Practical work: helping students enjoy science

Practical science


As a teenager with a growing passion for physics, seeing the trails of sub-atomic particles falling through a cloud chamber - that I’d actually helped to make in our classroom - was mind blowing. Likewise, dissecting a sheep’s eyeball helped me see the world in a different way. I hope that my own children will have such inspiring opportunities, but the odds aren’t good.

Just under half of today’s GCSE students say they do practical science less than once a month – according to new data from the Science Education Tracker, published by Wellcome in February 2017.

This lack of hands-on experience is absolutely unacceptable for a practical subject. I’m fairly sure we would not accept PE students learning from PowerPoint or art lessons based upon viewing not creating. What’s perhaps more shocking, is that those living in deprived areas do practical work less often.

Furthermore, over a fifth of students who do get to do practical work say that a lot of the time they just follow the instructions without understanding the purpose of the work. So there is a quality issue too.
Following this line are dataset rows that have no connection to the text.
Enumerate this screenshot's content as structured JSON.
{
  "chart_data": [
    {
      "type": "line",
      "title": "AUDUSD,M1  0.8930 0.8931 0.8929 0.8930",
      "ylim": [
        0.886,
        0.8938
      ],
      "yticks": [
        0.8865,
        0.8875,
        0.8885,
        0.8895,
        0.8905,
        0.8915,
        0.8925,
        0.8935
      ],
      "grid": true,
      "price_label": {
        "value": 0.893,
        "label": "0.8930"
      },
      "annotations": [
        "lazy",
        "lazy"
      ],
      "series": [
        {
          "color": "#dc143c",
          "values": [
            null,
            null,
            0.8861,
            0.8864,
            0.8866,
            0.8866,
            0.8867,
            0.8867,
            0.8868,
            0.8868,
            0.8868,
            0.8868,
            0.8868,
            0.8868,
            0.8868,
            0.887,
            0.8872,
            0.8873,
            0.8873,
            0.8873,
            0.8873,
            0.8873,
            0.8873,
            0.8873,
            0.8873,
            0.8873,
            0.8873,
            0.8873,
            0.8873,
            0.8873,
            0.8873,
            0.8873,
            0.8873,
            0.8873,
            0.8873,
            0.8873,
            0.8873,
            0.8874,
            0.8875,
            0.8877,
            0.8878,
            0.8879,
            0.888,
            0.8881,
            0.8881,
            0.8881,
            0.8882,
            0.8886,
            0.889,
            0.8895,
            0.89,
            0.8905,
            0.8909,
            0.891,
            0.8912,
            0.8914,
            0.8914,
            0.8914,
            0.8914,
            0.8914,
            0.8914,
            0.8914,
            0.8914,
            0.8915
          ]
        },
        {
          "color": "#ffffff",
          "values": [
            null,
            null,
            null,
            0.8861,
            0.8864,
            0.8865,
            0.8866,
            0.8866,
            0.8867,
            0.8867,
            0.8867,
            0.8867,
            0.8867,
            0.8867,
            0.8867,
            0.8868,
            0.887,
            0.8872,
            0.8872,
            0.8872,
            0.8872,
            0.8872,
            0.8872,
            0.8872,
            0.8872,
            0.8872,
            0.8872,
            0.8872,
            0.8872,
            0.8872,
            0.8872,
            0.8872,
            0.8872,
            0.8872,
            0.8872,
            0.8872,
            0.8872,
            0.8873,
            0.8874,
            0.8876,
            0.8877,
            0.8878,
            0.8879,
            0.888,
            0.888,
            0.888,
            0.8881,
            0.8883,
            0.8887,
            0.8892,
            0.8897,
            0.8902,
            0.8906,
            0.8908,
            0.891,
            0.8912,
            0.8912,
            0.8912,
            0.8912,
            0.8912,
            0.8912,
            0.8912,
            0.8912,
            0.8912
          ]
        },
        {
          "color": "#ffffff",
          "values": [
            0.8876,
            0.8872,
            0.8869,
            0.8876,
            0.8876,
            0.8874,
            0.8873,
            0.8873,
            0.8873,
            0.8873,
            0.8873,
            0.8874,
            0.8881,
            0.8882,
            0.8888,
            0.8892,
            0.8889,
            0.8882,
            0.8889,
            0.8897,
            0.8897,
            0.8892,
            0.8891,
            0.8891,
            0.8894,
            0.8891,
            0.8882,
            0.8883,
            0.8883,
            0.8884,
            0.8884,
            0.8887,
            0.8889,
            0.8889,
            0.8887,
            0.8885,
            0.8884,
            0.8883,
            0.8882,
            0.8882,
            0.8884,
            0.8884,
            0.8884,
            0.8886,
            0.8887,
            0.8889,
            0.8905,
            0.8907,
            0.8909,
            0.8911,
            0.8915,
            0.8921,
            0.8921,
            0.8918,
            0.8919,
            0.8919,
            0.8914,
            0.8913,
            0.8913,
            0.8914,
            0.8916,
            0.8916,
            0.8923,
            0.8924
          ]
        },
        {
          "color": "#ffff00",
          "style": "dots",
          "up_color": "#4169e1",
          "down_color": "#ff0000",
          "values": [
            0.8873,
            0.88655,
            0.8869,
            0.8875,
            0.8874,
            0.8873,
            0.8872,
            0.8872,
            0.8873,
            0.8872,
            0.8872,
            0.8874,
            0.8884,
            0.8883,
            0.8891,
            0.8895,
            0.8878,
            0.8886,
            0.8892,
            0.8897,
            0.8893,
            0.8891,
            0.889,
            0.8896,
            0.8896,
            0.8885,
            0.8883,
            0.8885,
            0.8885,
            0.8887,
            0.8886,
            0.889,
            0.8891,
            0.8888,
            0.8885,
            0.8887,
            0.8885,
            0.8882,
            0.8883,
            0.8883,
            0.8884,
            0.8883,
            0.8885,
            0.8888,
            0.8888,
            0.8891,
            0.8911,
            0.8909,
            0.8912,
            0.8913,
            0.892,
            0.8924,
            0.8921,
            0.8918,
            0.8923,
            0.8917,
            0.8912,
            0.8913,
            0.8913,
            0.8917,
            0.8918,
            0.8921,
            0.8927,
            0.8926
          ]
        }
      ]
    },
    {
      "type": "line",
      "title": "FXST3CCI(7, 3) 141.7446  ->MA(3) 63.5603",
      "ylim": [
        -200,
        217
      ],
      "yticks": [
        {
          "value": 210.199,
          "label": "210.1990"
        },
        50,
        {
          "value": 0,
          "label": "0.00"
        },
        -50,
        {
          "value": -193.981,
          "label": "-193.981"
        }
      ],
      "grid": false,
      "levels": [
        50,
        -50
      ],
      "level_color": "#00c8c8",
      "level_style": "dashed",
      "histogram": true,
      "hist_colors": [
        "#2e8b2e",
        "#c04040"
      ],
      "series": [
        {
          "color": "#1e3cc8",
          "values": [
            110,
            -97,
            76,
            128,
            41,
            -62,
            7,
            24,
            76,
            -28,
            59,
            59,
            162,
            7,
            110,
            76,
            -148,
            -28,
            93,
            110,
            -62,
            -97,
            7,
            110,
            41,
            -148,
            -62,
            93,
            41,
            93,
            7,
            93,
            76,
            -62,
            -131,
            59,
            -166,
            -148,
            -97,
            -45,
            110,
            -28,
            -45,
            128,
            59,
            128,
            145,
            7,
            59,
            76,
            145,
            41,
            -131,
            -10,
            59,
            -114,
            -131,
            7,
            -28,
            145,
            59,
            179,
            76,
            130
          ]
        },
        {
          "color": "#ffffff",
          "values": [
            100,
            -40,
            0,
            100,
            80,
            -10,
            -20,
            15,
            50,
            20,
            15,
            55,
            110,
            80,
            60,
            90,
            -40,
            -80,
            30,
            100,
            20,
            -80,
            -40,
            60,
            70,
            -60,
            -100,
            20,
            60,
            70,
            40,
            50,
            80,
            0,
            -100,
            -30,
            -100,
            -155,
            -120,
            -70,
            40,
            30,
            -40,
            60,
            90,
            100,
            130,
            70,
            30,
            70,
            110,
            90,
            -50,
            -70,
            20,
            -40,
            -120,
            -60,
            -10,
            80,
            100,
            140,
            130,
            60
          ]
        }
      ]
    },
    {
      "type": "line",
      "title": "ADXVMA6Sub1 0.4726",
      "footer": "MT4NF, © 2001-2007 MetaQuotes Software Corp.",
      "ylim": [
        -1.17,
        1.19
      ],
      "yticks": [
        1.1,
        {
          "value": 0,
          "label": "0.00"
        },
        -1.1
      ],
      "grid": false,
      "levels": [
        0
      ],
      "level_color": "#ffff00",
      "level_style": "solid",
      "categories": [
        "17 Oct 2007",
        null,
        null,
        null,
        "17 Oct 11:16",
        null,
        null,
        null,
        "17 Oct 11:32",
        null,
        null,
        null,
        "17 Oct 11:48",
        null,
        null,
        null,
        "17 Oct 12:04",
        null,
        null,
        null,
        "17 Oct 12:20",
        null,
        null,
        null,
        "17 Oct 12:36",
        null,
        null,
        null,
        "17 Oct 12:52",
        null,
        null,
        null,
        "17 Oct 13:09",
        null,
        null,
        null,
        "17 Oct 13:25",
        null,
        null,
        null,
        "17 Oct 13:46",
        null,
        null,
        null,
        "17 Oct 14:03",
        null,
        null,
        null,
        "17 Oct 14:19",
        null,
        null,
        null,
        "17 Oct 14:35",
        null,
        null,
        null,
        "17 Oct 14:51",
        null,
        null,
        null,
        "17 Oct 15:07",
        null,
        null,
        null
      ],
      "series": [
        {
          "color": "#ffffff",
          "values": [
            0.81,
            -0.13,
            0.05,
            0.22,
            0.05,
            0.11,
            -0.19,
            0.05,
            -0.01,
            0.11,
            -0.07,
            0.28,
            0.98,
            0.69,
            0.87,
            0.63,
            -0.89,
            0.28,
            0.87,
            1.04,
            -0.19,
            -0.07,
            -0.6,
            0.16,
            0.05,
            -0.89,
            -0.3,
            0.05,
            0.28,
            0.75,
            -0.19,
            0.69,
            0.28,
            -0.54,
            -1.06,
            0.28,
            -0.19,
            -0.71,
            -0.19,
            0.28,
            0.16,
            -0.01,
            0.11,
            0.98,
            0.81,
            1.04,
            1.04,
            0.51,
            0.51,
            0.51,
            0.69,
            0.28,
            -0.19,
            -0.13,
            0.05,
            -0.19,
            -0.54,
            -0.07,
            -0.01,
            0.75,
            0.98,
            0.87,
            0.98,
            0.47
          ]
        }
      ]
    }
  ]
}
Doing hands-on practical work encourages students to learn science and encourages most of them to want to do more. If you’re not doing it, you’re being short-changed. You are not learning the skills that you need to progress and you are not even getting to test out if that’s actually what you want to do. The chances are, you are finding science a little on the dull side and are unlikely to want to pursue rewarding science based careers.

We have workforce shortages in many areas of STEM (science, technology, engineering and mathematics) that are predicted to grow. The prime minister’s Brexit negotiation objectives emphasised the importance of making the UK “the best place for science innovation” and the recent Green Paper on industrial strategy underlined the need to “boost STEM skills at all levels”.

It’s exciting to imagine how many more students might be inspired to continue with science, and do so with stronger inquiry skills behind them, if they all did hands-on practical work at least fortnightly. Just under half of students say that they do this now, so it is surely possible.

To achieve this, schools will need to prioritise high-quality practical science and ensure that teachers have the resources and skills needed to deliver it. Policy-makers, governors and Ofsted need to make sure students have meaningful and inspiring practical experiences. And parents and students should feel empowered to ask for them. When it comes to teaching science, we need to get hands-on.